Review: The Motherfucker with the Hat

Stephen Adly Guirgis’s jittery comedy is alert to the struggles and supports of melting-pot New York. Its first Irish staging from Orion Productions tries to do justice to its voice

Sinéad O’Riordan and Andrew Lynch

Sinéad O’Riordan and Andrew Lynch

 

The New Theatre, Dublin

****

 

Don’t let the title fool you; the language of Stephen Adly Guirgis’s 2011 play is hardly impoverished. Just listen to how Jackie (Andrew Lynch) – recently out of jail, newly sober and just employed – greets his girlfriend, Veronica (Sinéad O’Riordan): “These flowers are for my Beautiful Boriqua Taino Mamacita Love Me Long Time Princess fuckin’ Beauty Queen.”

That brocade of endearment emphatically announces a Puerto Rican voice in New York, so specific, at times, that Guirgis has offered some dispensation to overseas productions: “Don’t worry about trying to ‘be’ Puerto Rican,” he wrote. It’s useful advice for Orion Productions, which has the energy and attention to detail for this hyperkinetic comedy of struggle, suspicion and support in contemporary America, but a cast as ethnically diverse as The Nolans.

Instead, race is largely indicated through impersonation and deep tan, which could become a distraction were it not for director Aoife Spillane-Hinks’s alertness to social rhythm and nuance. Preserving any kind of balance is the challenge of Guirgis’s play, where Jackie, enraged by a stray hat in his bedroom, confronts his cocaine-addict girlfriend, now defending her virtue with a broken vodka bottle. It’s a jittery play where comedy might turn nasty any moment. A moment later, in a fine performance, O’Riordan’s Veronica suggests going out for pie, where “cooler heads could prevail”.

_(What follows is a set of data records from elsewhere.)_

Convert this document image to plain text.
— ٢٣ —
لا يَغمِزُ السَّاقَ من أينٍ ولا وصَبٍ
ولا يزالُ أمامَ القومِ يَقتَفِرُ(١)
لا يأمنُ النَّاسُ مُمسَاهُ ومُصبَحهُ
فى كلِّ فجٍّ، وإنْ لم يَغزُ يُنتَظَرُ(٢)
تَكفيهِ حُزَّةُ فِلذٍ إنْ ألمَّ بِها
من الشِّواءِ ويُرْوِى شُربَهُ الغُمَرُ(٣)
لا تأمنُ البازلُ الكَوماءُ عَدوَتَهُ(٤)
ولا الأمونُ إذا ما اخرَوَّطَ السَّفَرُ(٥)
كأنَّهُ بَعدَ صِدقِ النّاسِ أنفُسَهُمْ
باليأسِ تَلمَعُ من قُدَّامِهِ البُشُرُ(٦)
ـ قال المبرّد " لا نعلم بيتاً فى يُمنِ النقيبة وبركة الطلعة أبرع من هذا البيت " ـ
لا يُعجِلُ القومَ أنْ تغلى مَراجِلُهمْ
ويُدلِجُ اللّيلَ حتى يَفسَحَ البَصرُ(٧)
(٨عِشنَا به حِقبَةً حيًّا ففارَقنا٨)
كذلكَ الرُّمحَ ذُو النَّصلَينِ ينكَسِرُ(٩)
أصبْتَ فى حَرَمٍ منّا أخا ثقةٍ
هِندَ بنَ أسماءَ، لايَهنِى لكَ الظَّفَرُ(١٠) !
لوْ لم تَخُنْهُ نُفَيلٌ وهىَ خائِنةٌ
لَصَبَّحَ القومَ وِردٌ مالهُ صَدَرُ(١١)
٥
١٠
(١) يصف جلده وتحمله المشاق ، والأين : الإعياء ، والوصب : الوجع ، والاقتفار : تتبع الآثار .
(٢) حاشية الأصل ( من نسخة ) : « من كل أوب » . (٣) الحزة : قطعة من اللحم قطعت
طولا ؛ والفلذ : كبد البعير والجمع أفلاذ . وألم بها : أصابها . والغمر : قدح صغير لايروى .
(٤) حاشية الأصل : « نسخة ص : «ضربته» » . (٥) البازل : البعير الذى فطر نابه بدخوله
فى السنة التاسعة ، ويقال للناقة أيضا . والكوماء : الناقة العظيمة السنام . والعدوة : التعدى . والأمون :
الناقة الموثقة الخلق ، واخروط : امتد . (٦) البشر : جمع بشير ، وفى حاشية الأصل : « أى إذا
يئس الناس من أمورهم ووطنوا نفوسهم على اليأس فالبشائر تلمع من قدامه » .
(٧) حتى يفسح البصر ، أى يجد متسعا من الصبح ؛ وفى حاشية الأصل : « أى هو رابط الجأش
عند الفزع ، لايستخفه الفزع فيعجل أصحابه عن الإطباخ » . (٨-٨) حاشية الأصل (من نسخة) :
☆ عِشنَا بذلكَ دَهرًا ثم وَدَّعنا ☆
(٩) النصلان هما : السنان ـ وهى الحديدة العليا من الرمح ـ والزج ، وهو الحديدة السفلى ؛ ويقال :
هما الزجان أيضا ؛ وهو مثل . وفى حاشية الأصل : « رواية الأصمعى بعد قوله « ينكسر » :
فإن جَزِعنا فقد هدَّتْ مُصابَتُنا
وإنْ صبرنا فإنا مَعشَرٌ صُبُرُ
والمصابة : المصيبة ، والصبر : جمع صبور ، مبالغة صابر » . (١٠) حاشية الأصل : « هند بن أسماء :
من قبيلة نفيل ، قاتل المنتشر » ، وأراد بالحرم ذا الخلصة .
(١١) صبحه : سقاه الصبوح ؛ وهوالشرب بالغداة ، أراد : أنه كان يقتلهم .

The coolest head belongs to Ralph, Jackie’s sponsor, who is 15 years clean and as dirty as they come. “Guess what?” an enjoyably smug Peter Gaynor says about his love for yoga and nutritional beverages, “I’m an asshole” – which his polo shirts and chinos make clear. When things go awry, they seek help from Frankie’s cousin Julio, fascinatingly ambiguous in his sexuality and even more so in his cooking. Written closer to Hispanic caricature, the part invites Rex Ryan to go over the top, and although his accent veers towards parody, Ryan holds on to a strangely grounded sense of sensitivity and courtesy, and is rewarded with the best line in the play. “Leave the gun,” he snaps. “Take the empanadas.”

It’s funny how people can be more than one thing, realises Jackie, which is as far as epiphanies go in this male-dominated world of braggadocio and supposedly inviolable codes. But the play does ride the frazzled energy of contradiction. People fool themselves and each other; positive visualisation has negative implications; insincere seductions overshadow genuine acts of support; and the greatest wisdom is knowing when to quit. Spillane-Hinks expertly guides this chaotic music of “users” and deceivers, although nine successive scenes and laborious scene changes across three different spaces interrupt its fluidity.

That’s a meagre price to pay for a production of high ambition that constantly hints at how much more the world could achieve with the right support.